Tag Archives: vascular dementia

Dementia. Becoming a Stranger in an Unfamiliar Body.

18 Aug

Mum’s grandkids might think that a zombie has stolen her brain. Apparently only high functioning zombies go for the brain. They are after serotonin, the happiness hormone. Our mum hasn’t actually been near any zombies, they didn’t steal her brain, but something has partly stolen her happiness. Mum very sadly has vascular dementia, brought on by mini strokes, which now affects the way she thinks, feels, behaves and perceives things.

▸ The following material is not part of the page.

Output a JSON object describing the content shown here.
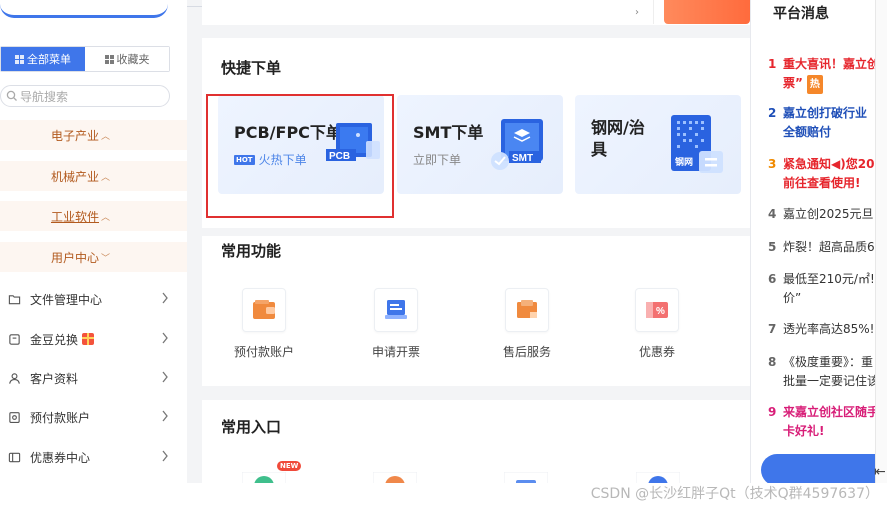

Dementia appears to sadly be a taboo subject. An article in psychology today says that somehow, to many of us, the idea of dementia seems more horrifying than cancer. Perhaps we fear the idea of losing who we are – becoming a stranger in an unfamiliar body. I think if we focused less on it being a mental health issue and saw it for what it really is, a most complicated brain disease that is fatal and cannot at this time be cured, it could take the ‘stigma’ out.  The most challenging part of late stage dementia, psychosis with symptoms that present a danger to the person and others, where someone is inconsolable and in persistent distress with a declining ability to function, can be helped greatly by anti-psychotics. 

Although memory loss wasn’t the main early symptom of mums dementia, she now has hardly any recollection of recent information or experiences. She can ask the same question 5 or 6 times in a loop and yet still remember her way from one town to another. She knows where her mother was born and that mushroom soup is horrible. She also knows she has never had to have anyone help bathe her before.